Khieu Samphan 3rd Charged With Genocide

Khieu Samphan on Friday became the third former Khmer Rouge leader to be charged with genocide by the Extraordinary Chambers in the Courts of Cambodia.

The former Democratic Kam­puchea head of state was in­formed of the new charges in a meeting with the Khmer Rouge tribunal’s co-investigating judges, court spokesman Lars Olsen said on Friday.

On Wednesday, the tribunal announced that Brother Number Two Nuon Chea and the regime’s former Foreign Minister Ieng Sary would be charged with geno­­cide. All three suspects had previously been charged with war crimes and crimes against humanity.

As with Ieng Sary and Nuon Chea, the genocide charges against Khieu Samphan relate to crimes committed against Viet­namese and Cham Muslims during the 1975 to 1979 regime, Mr Olsen said.

Last month, in an announcement of the scope of their investigation in Case 002, the court’s co-investigating judges said they were examining the treatment of Vietnamese people in Prey Veng and Svay Rieng provinces, and during Khmer Rouge incursions into Vietnam.

The judges also highlighted the treatment of Cham Mus­­lims in broad swaths of Cambodia, with a particular emphasis on sites in Kompong Cham province.

The charges against Khieu Samphan were also expanded on Friday to include murder, torture and religious persecution, all crimes under the 1956 Cam­bodian penal code, which was in effect during the Demo­cratic Kampuchea era.

Prosecutors in September re­quested that the co-investigating judges meet with each of the court’s detainees to clarify charges against them. It was during these meetings that the charges against Ieng Sary, Nuon Chea and Khieu Samphan were expanded. Ieng Thirith, the regime’s Minister of Social Action, is scheduled to come before the judges early next week, so it is still unclear whether she will be charged with genocide or any additional crimes, Mr Olsen said.

Until this week, no former Khmer Rouge leader had been charged by the ECCC with genocide, despite the fact that, for many, the word is inextricably linked with atrocities committed by the regime.

Genocide is defined by international law as “acts committed with the intent to destroy, in whole or in part, a national, ethnic, racial or religious group.” This excludes the majority of crimes committed by the regime, which were perpetrated by Khmers against Khmers for largely political and economic reasons.

In an e-mail message this week, historian Philip Short said the court’s new charges of genocide were “ill-founded,” because Cham Muslims and Vietnamese were not targeted by the Khmer Rouge for ethnic, racial or religious reasons.

“[Chams] were targeted for their resistance to KR policy—and for their rebellions—not for their race,” he wrote. “Small consolation, you may say!
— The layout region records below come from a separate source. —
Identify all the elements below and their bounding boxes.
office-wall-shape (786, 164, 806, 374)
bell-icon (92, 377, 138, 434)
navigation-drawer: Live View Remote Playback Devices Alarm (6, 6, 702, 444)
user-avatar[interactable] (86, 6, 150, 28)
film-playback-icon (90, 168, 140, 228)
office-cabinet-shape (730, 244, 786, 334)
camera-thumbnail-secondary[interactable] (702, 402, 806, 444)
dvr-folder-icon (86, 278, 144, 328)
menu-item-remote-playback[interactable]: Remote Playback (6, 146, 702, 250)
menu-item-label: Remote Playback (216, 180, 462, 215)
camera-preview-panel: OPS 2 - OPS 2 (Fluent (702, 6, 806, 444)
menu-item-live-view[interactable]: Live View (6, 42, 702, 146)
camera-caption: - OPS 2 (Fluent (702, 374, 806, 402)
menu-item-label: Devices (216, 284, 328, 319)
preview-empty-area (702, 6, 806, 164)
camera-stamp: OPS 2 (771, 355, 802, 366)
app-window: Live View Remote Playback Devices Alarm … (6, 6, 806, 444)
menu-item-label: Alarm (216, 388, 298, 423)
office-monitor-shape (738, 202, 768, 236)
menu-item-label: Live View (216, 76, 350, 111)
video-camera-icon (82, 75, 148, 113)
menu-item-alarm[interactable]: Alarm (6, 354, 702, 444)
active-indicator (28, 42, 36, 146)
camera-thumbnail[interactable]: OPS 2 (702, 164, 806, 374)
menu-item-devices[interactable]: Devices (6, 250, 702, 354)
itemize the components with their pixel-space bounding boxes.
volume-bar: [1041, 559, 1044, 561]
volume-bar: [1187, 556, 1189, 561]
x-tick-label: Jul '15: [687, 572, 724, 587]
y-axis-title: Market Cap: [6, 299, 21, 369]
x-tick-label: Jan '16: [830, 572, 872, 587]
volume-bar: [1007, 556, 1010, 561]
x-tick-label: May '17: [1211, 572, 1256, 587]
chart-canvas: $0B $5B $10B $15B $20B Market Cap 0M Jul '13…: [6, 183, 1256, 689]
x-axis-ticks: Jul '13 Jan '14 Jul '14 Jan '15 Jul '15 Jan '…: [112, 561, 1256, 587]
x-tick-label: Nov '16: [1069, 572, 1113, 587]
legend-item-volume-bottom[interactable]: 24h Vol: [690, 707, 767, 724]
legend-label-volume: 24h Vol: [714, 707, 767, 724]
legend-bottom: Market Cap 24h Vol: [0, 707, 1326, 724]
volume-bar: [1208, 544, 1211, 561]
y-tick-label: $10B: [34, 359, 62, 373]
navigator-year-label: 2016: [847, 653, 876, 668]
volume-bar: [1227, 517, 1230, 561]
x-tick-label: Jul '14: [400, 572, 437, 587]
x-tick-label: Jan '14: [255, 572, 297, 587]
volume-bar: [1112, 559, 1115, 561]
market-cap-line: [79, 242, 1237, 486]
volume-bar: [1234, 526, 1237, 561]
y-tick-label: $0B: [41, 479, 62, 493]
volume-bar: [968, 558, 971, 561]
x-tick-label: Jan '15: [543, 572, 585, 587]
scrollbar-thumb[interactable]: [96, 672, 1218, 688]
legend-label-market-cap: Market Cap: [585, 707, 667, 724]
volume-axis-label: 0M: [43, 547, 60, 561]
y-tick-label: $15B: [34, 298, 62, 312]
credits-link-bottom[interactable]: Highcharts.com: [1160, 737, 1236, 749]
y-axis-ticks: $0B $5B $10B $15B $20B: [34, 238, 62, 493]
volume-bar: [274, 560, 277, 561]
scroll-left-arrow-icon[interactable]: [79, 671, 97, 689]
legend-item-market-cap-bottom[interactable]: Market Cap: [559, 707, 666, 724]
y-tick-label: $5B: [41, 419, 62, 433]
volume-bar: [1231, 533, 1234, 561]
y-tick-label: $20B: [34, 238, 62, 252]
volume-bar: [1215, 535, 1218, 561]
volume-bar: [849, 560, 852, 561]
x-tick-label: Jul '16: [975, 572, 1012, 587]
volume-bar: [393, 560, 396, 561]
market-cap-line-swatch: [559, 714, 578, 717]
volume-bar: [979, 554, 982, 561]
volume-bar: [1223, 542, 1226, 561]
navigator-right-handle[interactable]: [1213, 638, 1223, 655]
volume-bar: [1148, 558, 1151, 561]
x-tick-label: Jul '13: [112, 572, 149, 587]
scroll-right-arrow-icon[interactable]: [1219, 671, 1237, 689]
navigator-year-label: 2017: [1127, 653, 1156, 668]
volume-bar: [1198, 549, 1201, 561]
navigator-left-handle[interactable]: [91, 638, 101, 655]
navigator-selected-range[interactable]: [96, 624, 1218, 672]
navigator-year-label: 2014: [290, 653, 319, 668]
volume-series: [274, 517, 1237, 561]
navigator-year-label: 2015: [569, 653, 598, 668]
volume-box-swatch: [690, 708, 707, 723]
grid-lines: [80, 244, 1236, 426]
The result was the same. But it fits the definition of crimes against humanity, not genocide.”

And despite the Khmer Rouge’s creeping paranoia about Viet­namese political influence, Mr Short wrote, Vietnamese were targeted inconsistently, with more than 100,000 allowed to leave the country in the early days of the regime, and other prominent Vietnamese, such as Ieng Sary’s secretary, spared altogether.

“In Germany the fact of being a Jew—no matter what position you held—put you on an extermination list; the same was true in Rwanda,” he wrote. “There were no exceptions. Those were genuinely genocidal situations. In Cambodia, it was much more complicated. And…the prime motive for the crimes committed against them was political, not racial.”

Mahdev Mohan, a lawyer representing about 30 Khmer Krom victims of the regime, wrote in an e-mail on Friday that the new charges were “heartening,” and that he was pleased “the genocidal crimes that the Cham and Viet­namese minority groups have suffered are finally being given judicial recognition.”

However, Mr Mohan added that he hoped similar charges would be brought against the court’s defendants to address crimes against the Khmer Krom.

“It would be unfortunate and gravely ironic if genocide charges are preferred against non-Khmer minorities in Cambodia during the Khmer Rouge era, but not the Khmer Krom,” he wrote.